Inmiddels heeft op 31 mei 2012 het hoorgesprek inzake het bezwaar 2008 plaatsgevonden, ook hierin heeft u aangegeven de door mij gevraagde stukken niet te zullen verstrekken. (…). Tevens heeft u aangegeven dat er een principieel geschil bestaat over het ondernemerschap

tussen u en de belastingdienst. U bent het ook niet eens met de uitspraak van de Hoge Raad.

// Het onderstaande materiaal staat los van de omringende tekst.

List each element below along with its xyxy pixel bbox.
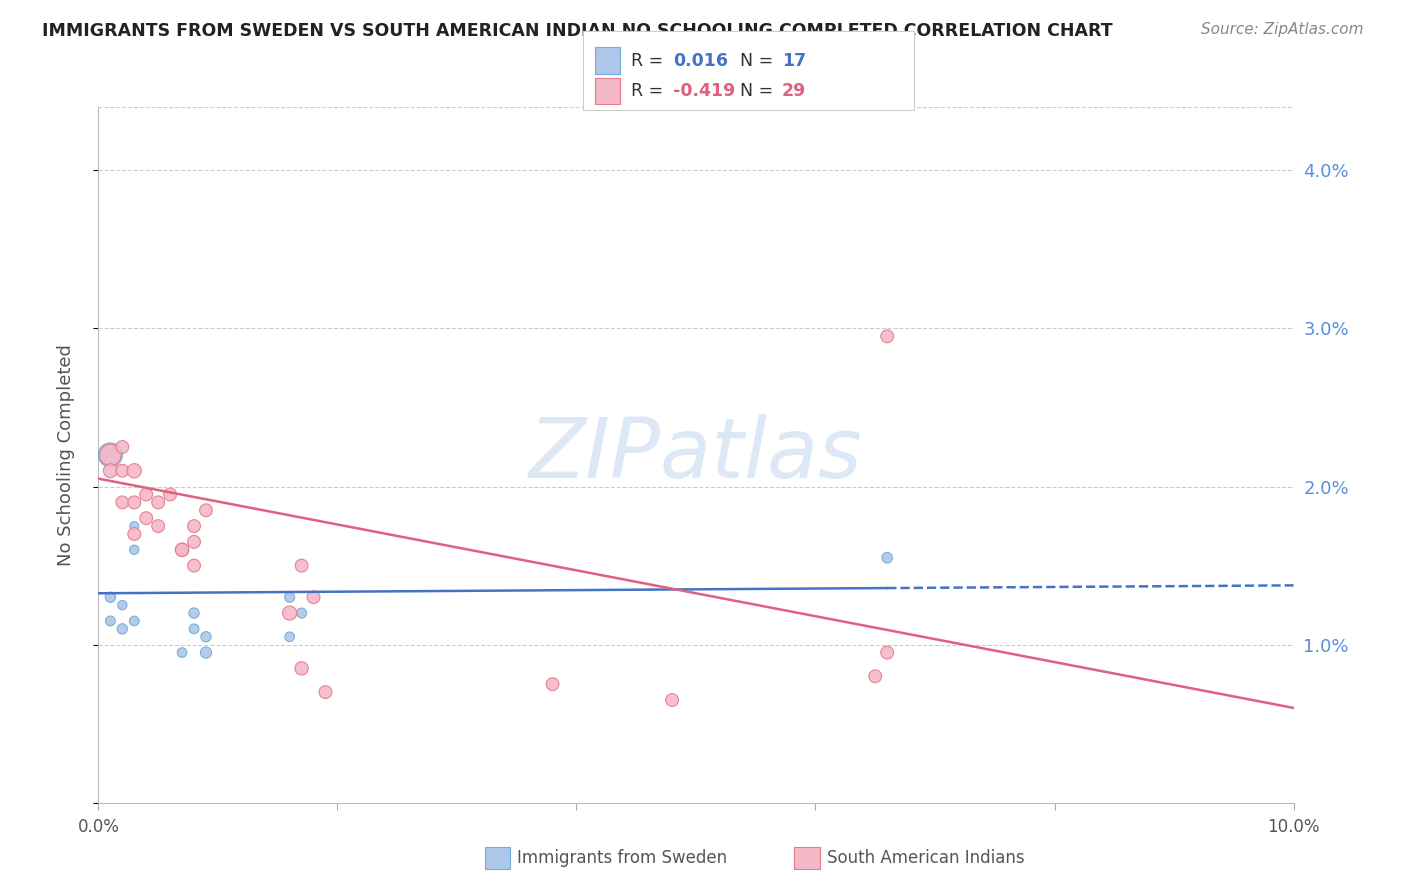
Text: R =: R = xyxy=(631,52,669,70)
Point xyxy=(124,527,146,541)
Text: N =: N = xyxy=(740,82,779,100)
Text: N =: N = xyxy=(740,52,779,70)
Point xyxy=(291,606,314,620)
Point xyxy=(291,558,314,573)
Point xyxy=(278,591,301,605)
Point xyxy=(100,591,122,605)
Text: 17: 17 xyxy=(782,52,806,70)
Text: 0.016: 0.016 xyxy=(673,52,728,70)
Point xyxy=(291,661,314,675)
Point xyxy=(135,511,157,525)
Point xyxy=(183,606,205,620)
Point xyxy=(124,542,146,557)
Point xyxy=(111,598,134,612)
Text: South American Indians: South American Indians xyxy=(827,849,1025,867)
Point xyxy=(111,495,134,509)
Point xyxy=(195,646,218,660)
Point xyxy=(865,669,887,683)
Point xyxy=(100,448,122,462)
Point xyxy=(195,630,218,644)
Text: R =: R = xyxy=(631,82,669,100)
Point xyxy=(135,487,157,501)
Point xyxy=(111,622,134,636)
Point xyxy=(183,534,205,549)
Point xyxy=(183,622,205,636)
Text: ZIPatlas: ZIPatlas xyxy=(529,415,863,495)
Point xyxy=(100,448,122,462)
Text: IMMIGRANTS FROM SWEDEN VS SOUTH AMERICAN INDIAN NO SCHOOLING COMPLETED CORRELATI: IMMIGRANTS FROM SWEDEN VS SOUTH AMERICAN… xyxy=(42,22,1112,40)
Point xyxy=(159,487,181,501)
Text: 29: 29 xyxy=(782,82,806,100)
Text: -0.419: -0.419 xyxy=(673,82,735,100)
Point xyxy=(124,464,146,478)
Point xyxy=(148,519,170,533)
Point xyxy=(302,591,325,605)
Text: Immigrants from Sweden: Immigrants from Sweden xyxy=(517,849,727,867)
Point xyxy=(541,677,564,691)
Point xyxy=(876,550,898,565)
Text: Source: ZipAtlas.com: Source: ZipAtlas.com xyxy=(1201,22,1364,37)
Point xyxy=(195,503,218,517)
Point xyxy=(111,464,134,478)
Point xyxy=(124,519,146,533)
Point xyxy=(876,329,898,343)
Point xyxy=(172,542,194,557)
Point xyxy=(278,606,301,620)
Point xyxy=(278,630,301,644)
Y-axis label: No Schooling Completed: No Schooling Completed xyxy=(56,344,75,566)
Point xyxy=(100,464,122,478)
Point xyxy=(124,495,146,509)
Point xyxy=(315,685,337,699)
Point xyxy=(148,495,170,509)
Point xyxy=(661,693,683,707)
Point xyxy=(876,646,898,660)
Point xyxy=(124,614,146,628)
Point xyxy=(111,440,134,454)
Point xyxy=(172,646,194,660)
Point xyxy=(100,614,122,628)
Point xyxy=(172,542,194,557)
Point xyxy=(183,519,205,533)
Point xyxy=(183,558,205,573)
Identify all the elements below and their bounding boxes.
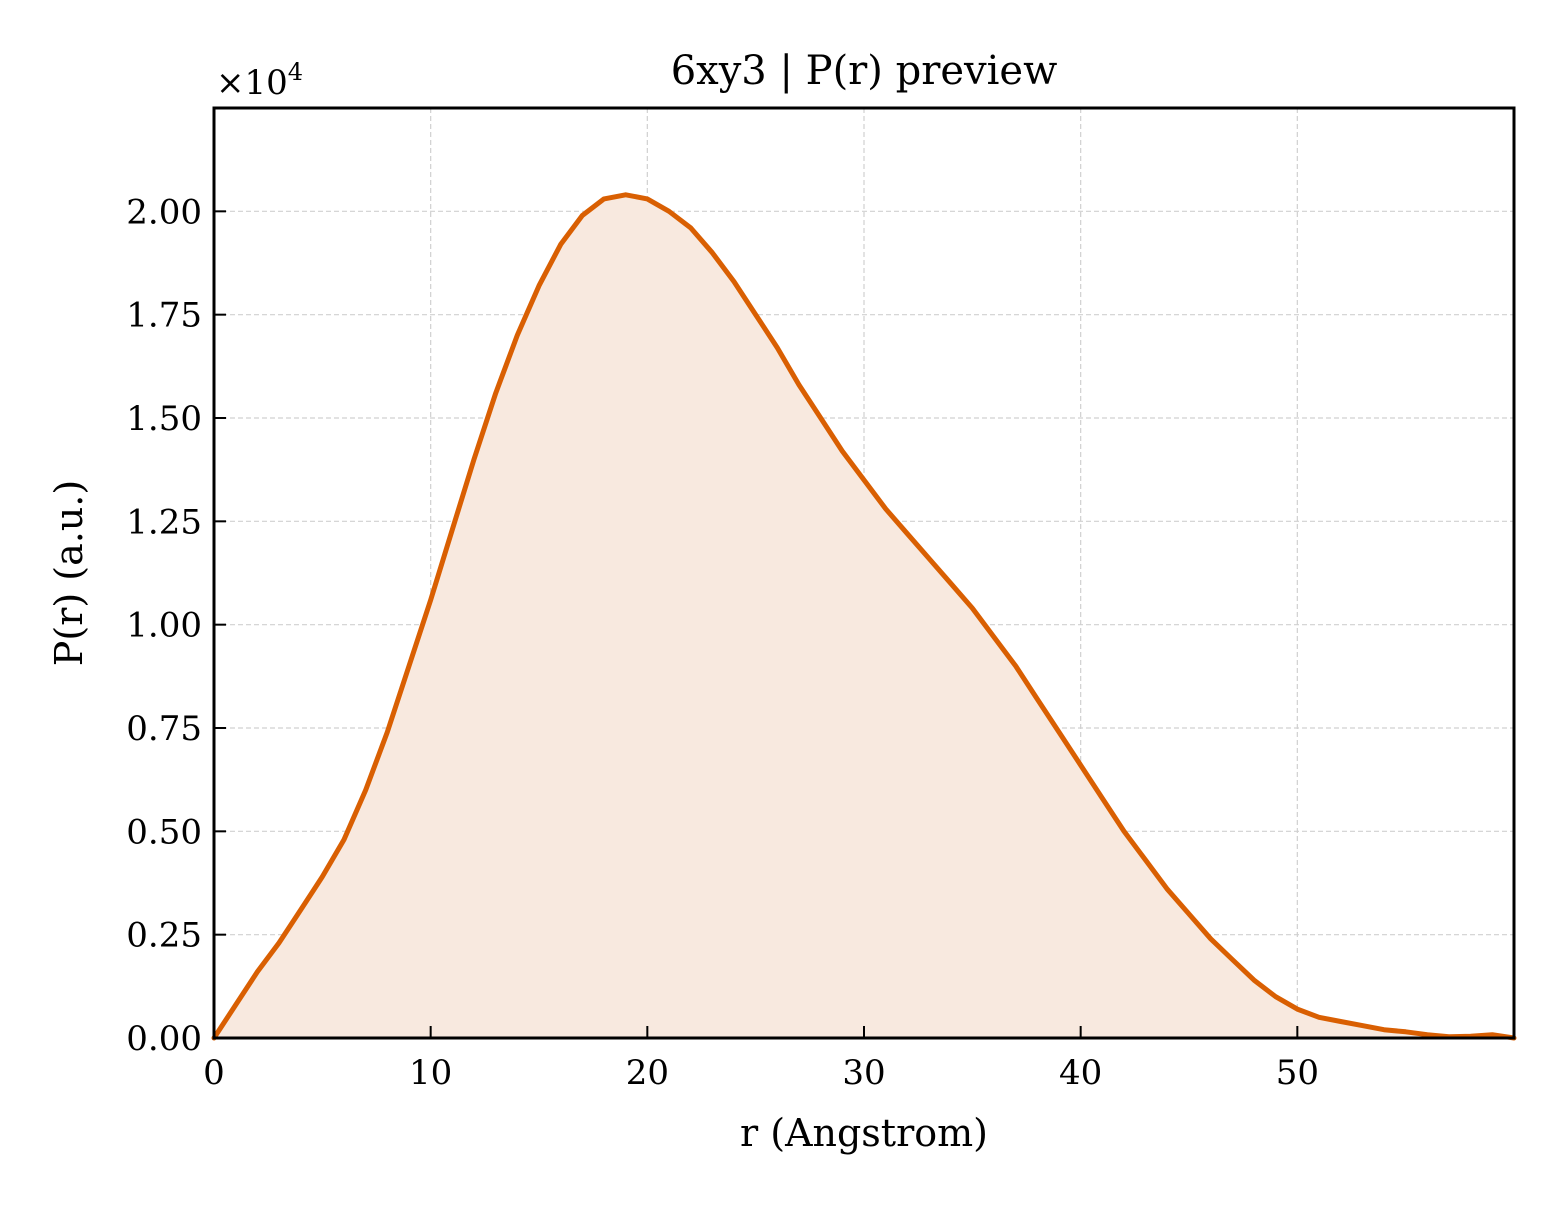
y-multiplier-base: ×10	[216, 63, 288, 103]
x-tick-label: 50	[1276, 1053, 1319, 1093]
tick-layer: 0 10 20 30 40 50 0.00 0.25 0.50 0.75 1.00 1.25 1.50 1…	[126, 192, 1319, 1093]
y-axis-multiplier: ×104	[216, 58, 303, 103]
y-tick-label: 0.00	[126, 1019, 202, 1059]
x-tick-label: 40	[1059, 1053, 1102, 1093]
y-tick-label: 0.50	[126, 812, 202, 852]
chart-title: 6xy3 | P(r) preview	[671, 48, 1058, 94]
y-tick-label: 2.00	[126, 192, 202, 232]
y-tick-label: 1.25	[126, 502, 202, 542]
y-tick-label: 1.00	[126, 606, 202, 646]
x-tick-label: 30	[842, 1053, 885, 1093]
x-tick-label: 0	[203, 1053, 225, 1093]
y-tick-label: 0.75	[126, 709, 202, 749]
y-tick-label: 1.75	[126, 296, 202, 336]
data-layer	[211, 192, 1517, 1041]
y-tick-label: 1.50	[126, 399, 202, 439]
pr-area-fill	[214, 194, 1514, 1039]
y-tick-label: 0.25	[126, 916, 202, 956]
y-multiplier-exponent: 4	[288, 58, 303, 86]
y-axis-title: P(r) (a.u.)	[47, 480, 91, 666]
pr-curve-line	[211, 192, 1517, 1041]
x-axis-title: r (Angstrom)	[740, 1111, 988, 1155]
x-tick-label: 10	[409, 1053, 452, 1093]
x-tick-label: 20	[626, 1053, 669, 1093]
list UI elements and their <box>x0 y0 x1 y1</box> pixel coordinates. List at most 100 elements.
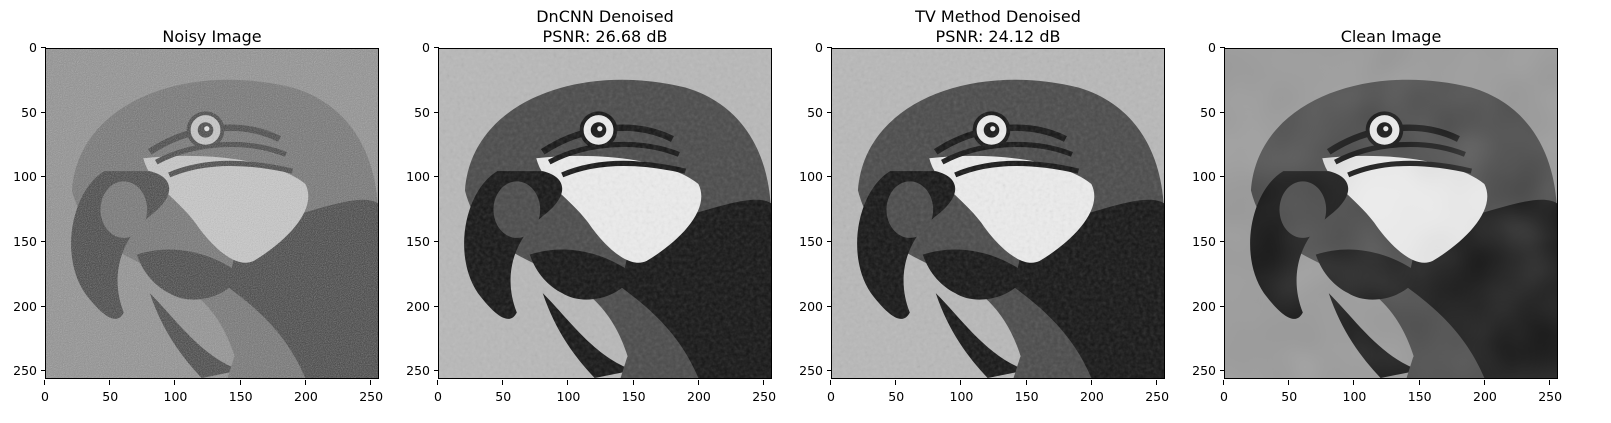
y-tick-label: 0 <box>390 40 439 55</box>
y-tick-label: 100 <box>390 169 439 185</box>
panel-title-line: TV Method Denoised <box>915 7 1081 26</box>
y-tick-label: 200 <box>1176 298 1225 314</box>
x-tick-label: 250 <box>744 380 784 404</box>
x-tick-label: 250 <box>1137 380 1177 404</box>
parrot-image <box>832 49 1164 378</box>
x-tick-text: 100 <box>556 389 581 404</box>
y-tick-label: 150 <box>783 233 832 249</box>
x-tick-mark <box>44 380 45 385</box>
x-tick-text: 250 <box>752 389 777 404</box>
x-tick-mark <box>1483 380 1485 385</box>
y-tick-text: 200 <box>1192 298 1216 314</box>
y-tick-text: 150 <box>406 233 430 249</box>
x-tick-mark <box>960 380 962 385</box>
panel-title: Noisy Image <box>45 27 379 47</box>
y-tick-mark <box>434 176 439 178</box>
x-tick-text: 0 <box>434 389 442 404</box>
y-tick-text: 250 <box>1192 363 1216 379</box>
y-tick-mark <box>41 111 46 113</box>
x-tick-label: 0 <box>25 380 65 404</box>
panel-title-line: DnCNN Denoised <box>536 7 674 26</box>
y-tick-label: 50 <box>390 104 439 120</box>
x-tick-text: 100 <box>1342 389 1367 404</box>
x-tick-text: 200 <box>1080 389 1104 404</box>
x-tick-mark <box>239 380 241 385</box>
x-tick-label: 150 <box>1007 380 1047 404</box>
x-tick-label: 100 <box>1334 380 1374 404</box>
x-tick-text: 200 <box>294 389 318 404</box>
x-tick-label: 50 <box>483 380 523 404</box>
x-tick-label: 200 <box>1072 380 1112 404</box>
x-tick-text: 250 <box>1538 389 1563 404</box>
y-tick-text: 0 <box>815 40 823 55</box>
y-tick-text: 200 <box>799 298 823 314</box>
panel-title-line: PSNR: 24.12 dB <box>935 27 1061 46</box>
y-tick-text: 200 <box>13 298 37 314</box>
y-tick-label: 150 <box>1176 234 1225 249</box>
x-tick-text: 250 <box>1145 389 1170 404</box>
y-tick-mark <box>434 305 439 307</box>
image-axes <box>831 48 1165 379</box>
y-tick-label: 0 <box>1176 40 1225 55</box>
x-tick-label: 200 <box>679 380 719 404</box>
y-tick-label: 100 <box>1176 169 1225 185</box>
panel-dncnn: DnCNN Denoised PSNR: 26.68 dB 0 50 100 150 20… <box>390 0 776 423</box>
x-tick-label: 100 <box>155 380 195 404</box>
panel-title-line: Clean Image <box>1340 27 1442 46</box>
y-tick-label: 200 <box>783 298 832 314</box>
y-tick-mark <box>827 176 832 178</box>
x-tick-text: 200 <box>1473 389 1497 404</box>
x-tick-label: 150 <box>614 380 654 404</box>
x-tick-text: 100 <box>949 389 974 404</box>
y-tick-mark <box>827 111 832 113</box>
y-tick-mark <box>41 240 46 242</box>
y-tick-text: 150 <box>799 233 823 249</box>
y-tick-text: 250 <box>13 363 37 379</box>
x-tick-text: 200 <box>687 389 711 404</box>
y-tick-mark <box>1220 240 1225 242</box>
parrot-image <box>1225 49 1557 378</box>
y-tick-label: 50 <box>0 105 46 120</box>
y-tick-text: 0 <box>29 40 37 55</box>
x-tick-mark <box>763 380 765 385</box>
y-tick-mark <box>434 370 439 372</box>
image-axes <box>45 48 379 379</box>
x-tick-label: 50 <box>876 380 916 404</box>
y-tick-text: 100 <box>406 169 430 185</box>
y-tick-label: 100 <box>0 170 46 184</box>
x-tick-label: 200 <box>286 380 326 404</box>
y-tick-label: 150 <box>390 233 439 249</box>
x-tick-mark <box>174 380 176 385</box>
y-tick-label: 50 <box>1176 105 1225 120</box>
y-tick-mark <box>41 47 46 48</box>
x-tick-text: 0 <box>41 389 49 404</box>
y-tick-label: 250 <box>783 364 832 378</box>
y-tick-text: 0 <box>422 40 430 55</box>
x-tick-mark <box>1025 380 1027 385</box>
x-tick-mark <box>830 380 831 385</box>
y-tick-mark <box>827 370 832 372</box>
y-tick-mark <box>827 240 832 242</box>
x-tick-label: 200 <box>1465 380 1505 404</box>
x-tick-mark <box>1223 380 1224 385</box>
x-tick-label: 250 <box>351 380 391 404</box>
x-tick-mark <box>1288 380 1290 385</box>
y-tick-label: 150 <box>0 233 46 249</box>
x-tick-mark <box>567 380 569 385</box>
x-tick-mark <box>502 380 504 385</box>
y-tick-label: 50 <box>783 104 832 120</box>
panel-title-line: PSNR: 26.68 dB <box>542 27 668 46</box>
y-tick-text: 100 <box>1192 169 1216 185</box>
y-tick-mark <box>1220 111 1225 113</box>
x-tick-label: 150 <box>1400 380 1440 404</box>
y-tick-text: 0 <box>1208 40 1216 55</box>
y-tick-text: 100 <box>799 169 823 185</box>
x-tick-text: 150 <box>621 389 646 404</box>
parrot-image <box>46 49 378 378</box>
y-tick-text: 50 <box>807 104 823 120</box>
y-tick-text: 150 <box>13 233 37 249</box>
x-tick-text: 50 <box>1281 389 1298 404</box>
y-tick-text: 50 <box>414 104 430 120</box>
y-tick-mark <box>1220 176 1225 178</box>
panel-title-line: Noisy Image <box>162 27 262 46</box>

Daarom zie ik af van horen.”

3 Geschil

In geschil is het antwoord op de vraag:

  1. of eiseres ten onrechte niet is gehoord;

  2. of de bewijslast moet worden omgekeerd en verzwaard, omdat eiseres niet heeft voldaan aan de op haar rustende informatieplicht als bedoeld in artikel 47 van de Algemene wet inzake rijksbelastingen;

  3. of de exploitatie van de eenmanszaak een bron van inkomen vormt. Het geschil gaat hierbij met name om de vraag of (a) eiseres objectief bezien redelijkerwijs voordeel kon verwachten ten aanzien van de eenmanszaak en (b) of er sprake is van deelname aan het economisch verkeer;

  4. of verweerder in strijd met artikel 1 Eerste Protocol van het EVRM heeft gehandeld.